We first write a program to generate primes, and multiply them together, until we have generated 1000 primes. We assume the existence of a magic program P043001A that will tell us if a number is a prime: we will give it the number to test in A, and it will return 1 in B is the number is prime. Our program P043001 to multiply together the first 1000 primes is therefore available in a text file with .CAT file contents, or here in text form. Lines and parts of lines starting with a semicolon (“;”) are comments and are not actually entered into the calculator.

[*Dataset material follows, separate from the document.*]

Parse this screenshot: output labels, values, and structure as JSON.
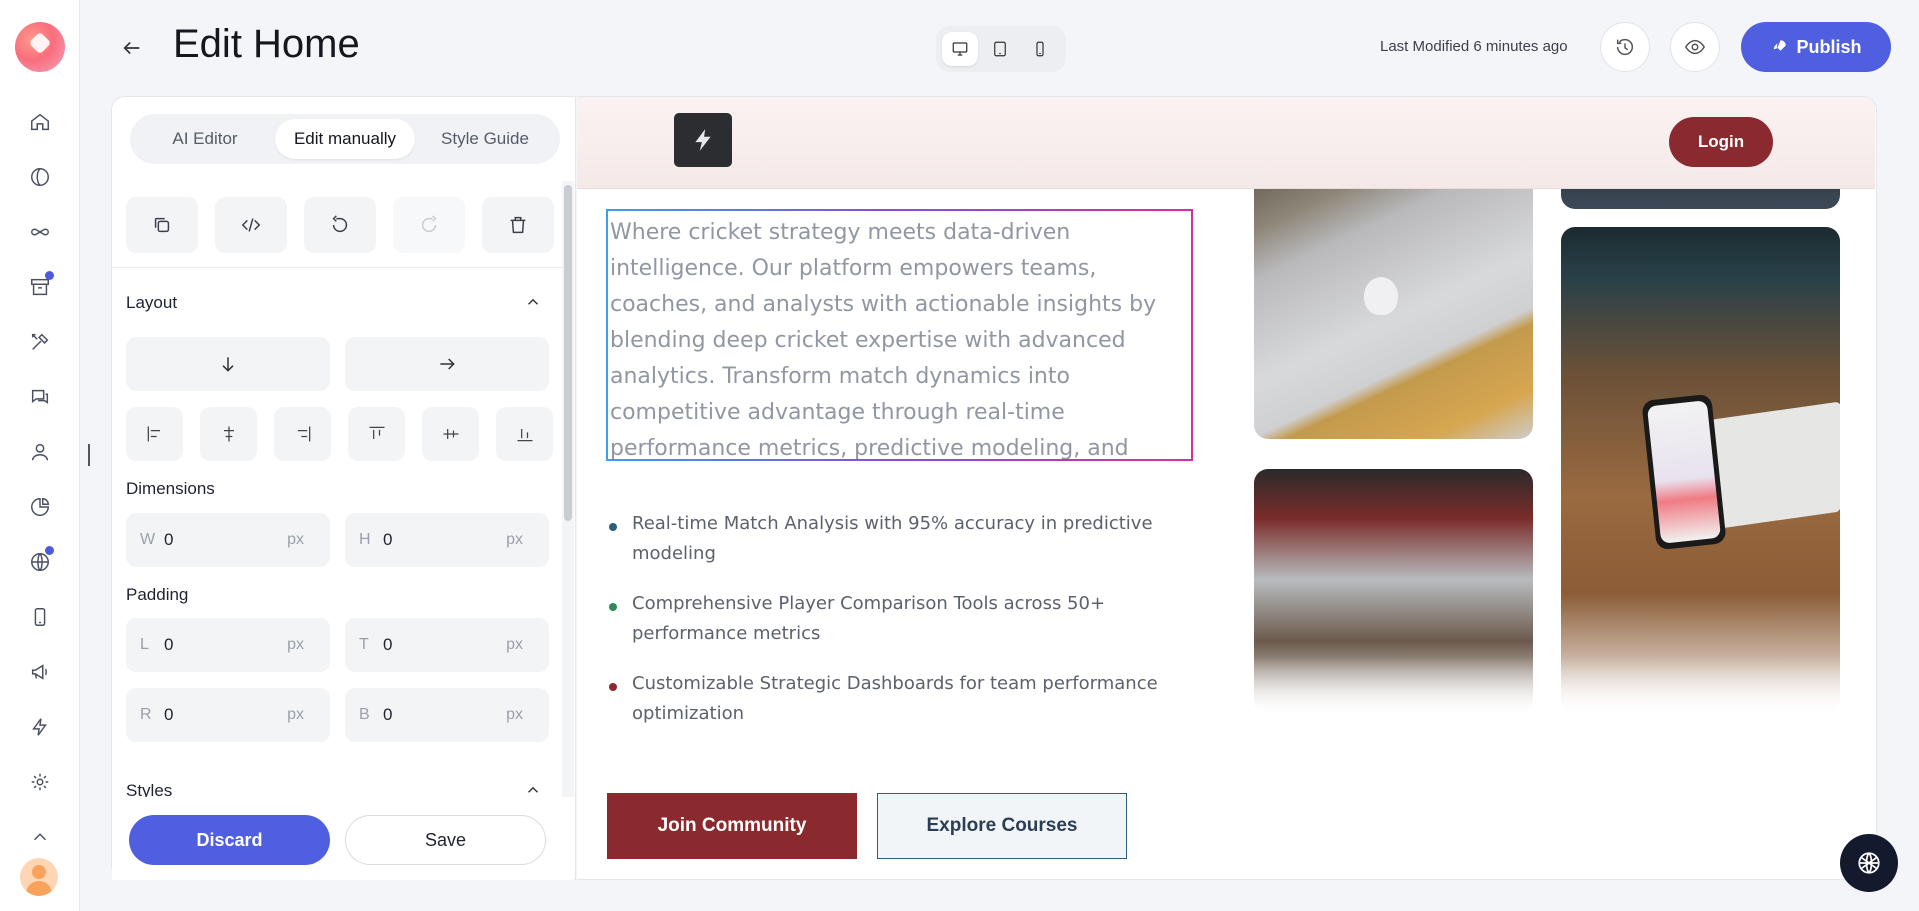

; Variables: ; A is the number which may be a prime ; B is the indication as to whether A is a prime (0=no, 1=yes) ; C is the number of primes found so far ; D is the product of the primes found so far ; Symbols: ; -> is assignment arrow ; < is less than relational ; = is equality comparision 2->A ; First potential prime is 2 0->C ; No primes found yet 1->D ; Prime product accumulator While C<1000 ; Do until we have 1000 primes Prog "P043001A" ; Figure out whether A is prime If B=1 ; Test primality indicator Then AD->D ; If A is prime, accumulate product C+1->C ; And increment prime count IfEnd ; [End of test primality indicator] A+1->A ; Go on to next potential prime number WhileEnd ; [End of loop until we have 1000 primes] "Product" ; Label the product report D ; Report the product

Now we need a magic primality testing program. A number is a prime if it is divisible only by itself and 1. We could write a really clever primality testing routine. But this is just a puzzle, so we will keep it simple. We will write a routine to simply try 2, then every odd number. If one of these actually divides the number we are testing, then the number is not prime. We can quit trying when we exceed the square root of the number we are checking for primality: if the number is composite — that is, it is not prime — it will have at least two factors, and at least one of them will be less than the square root of the number.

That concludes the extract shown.